Un troisième témoin anonyme
Quand les militaires sont rentrés, ils étaient nombreux. Ils ont commencé à tirer sur le stade. Ils ont pris les gens, les ont chicotés, il y a un militaire qui avait un couteau, qui perçait aussi les gens. Mes deux camarades ont été tués là-bas devant moi. »Les leaders de l’opposition sont à la tribune et assistent à la scène avant d’être eux-même pris pour cible.

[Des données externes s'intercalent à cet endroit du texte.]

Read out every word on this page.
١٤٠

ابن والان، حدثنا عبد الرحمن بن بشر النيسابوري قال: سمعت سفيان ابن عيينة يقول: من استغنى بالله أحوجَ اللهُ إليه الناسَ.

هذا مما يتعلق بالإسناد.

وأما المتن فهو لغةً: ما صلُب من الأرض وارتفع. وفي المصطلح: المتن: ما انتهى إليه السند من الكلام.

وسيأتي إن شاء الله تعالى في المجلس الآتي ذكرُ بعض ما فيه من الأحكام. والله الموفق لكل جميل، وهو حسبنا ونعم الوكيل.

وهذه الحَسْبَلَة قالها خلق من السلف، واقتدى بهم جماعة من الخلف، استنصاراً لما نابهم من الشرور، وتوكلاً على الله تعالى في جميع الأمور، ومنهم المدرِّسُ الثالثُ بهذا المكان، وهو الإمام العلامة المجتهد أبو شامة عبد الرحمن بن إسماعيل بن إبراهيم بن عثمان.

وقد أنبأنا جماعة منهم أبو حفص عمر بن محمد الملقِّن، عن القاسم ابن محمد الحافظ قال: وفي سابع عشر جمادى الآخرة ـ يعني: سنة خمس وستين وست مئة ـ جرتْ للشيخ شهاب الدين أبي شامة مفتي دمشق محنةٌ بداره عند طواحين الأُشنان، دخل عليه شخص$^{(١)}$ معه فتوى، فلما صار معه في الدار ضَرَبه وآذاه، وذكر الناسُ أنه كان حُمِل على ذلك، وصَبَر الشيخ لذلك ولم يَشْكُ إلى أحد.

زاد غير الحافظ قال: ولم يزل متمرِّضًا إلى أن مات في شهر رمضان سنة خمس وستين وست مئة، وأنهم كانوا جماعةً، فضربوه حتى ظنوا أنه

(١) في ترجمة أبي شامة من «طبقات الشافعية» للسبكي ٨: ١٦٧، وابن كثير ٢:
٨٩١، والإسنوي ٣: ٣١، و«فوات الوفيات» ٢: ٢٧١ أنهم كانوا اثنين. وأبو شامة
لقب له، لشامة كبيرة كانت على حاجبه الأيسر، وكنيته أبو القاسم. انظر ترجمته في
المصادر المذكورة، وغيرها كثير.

Ensuite on a vu comment ils faisaient : ils dispersaient tous les attroupements et ils se mettaient à plusieurs par exemple sur un seul manifestant jusqu’à ce qu’il cesse de bouger… on l’a vu de la tribune. On voyait certains avec des couteaux. On sentait qu’ils avaient des couteaux. On a vu aussi beaucoup de gens qui avaient des planches en bois cloutées et on les voyait taper un peu sur tout le monde. C’est comme si ils voulaient vider la pelouse.
Cellou Dalein Diallo, président de l'Union des forces démocratiques de Guinée, s'adressant aux journalistes avant que les violences n'éclatent.
(Photo : DR)
Moi-même, je ne connais pas bien le stade. J’ai pu sortir de la tribune et prendre un couloir… et au sortir de ce couloir, à ma droite, j’ai vu qu’ils étaient en train de cogner sur monsieur Jean-Marie Doré.»
Moi, pendant ce temps, on m’avait enlevé ma veste. On m’avait délesté de mes téléphones et de mon argent. On m’a mis à genoux et l’un des deux bérets rouges qui s’acharnaient sur moi a dit ‘toi, on te cherchait depuis longtemps. Tu nous a fait trop de mal. Aujourd’hui je vais te tirer deux balles dans la tête'. Son copain dit ‘non, ça serait simple. Il ne faut pas lui tirer deux balles dans la tête, il faut l’égorger’.
Les seuls qui ont un contentieux avec moi sont les gens de l’ULIMO, parce que les autres militaires guinéens n’ont aucun contentieux avec moi. J’affirme – je ne dis pas combien ils étaient de l’ULIMO au stade - mais les deux que j’ai vus, ces deux-là, j’affirme catégoriquement qu’ils étaient de l’ULIMO. »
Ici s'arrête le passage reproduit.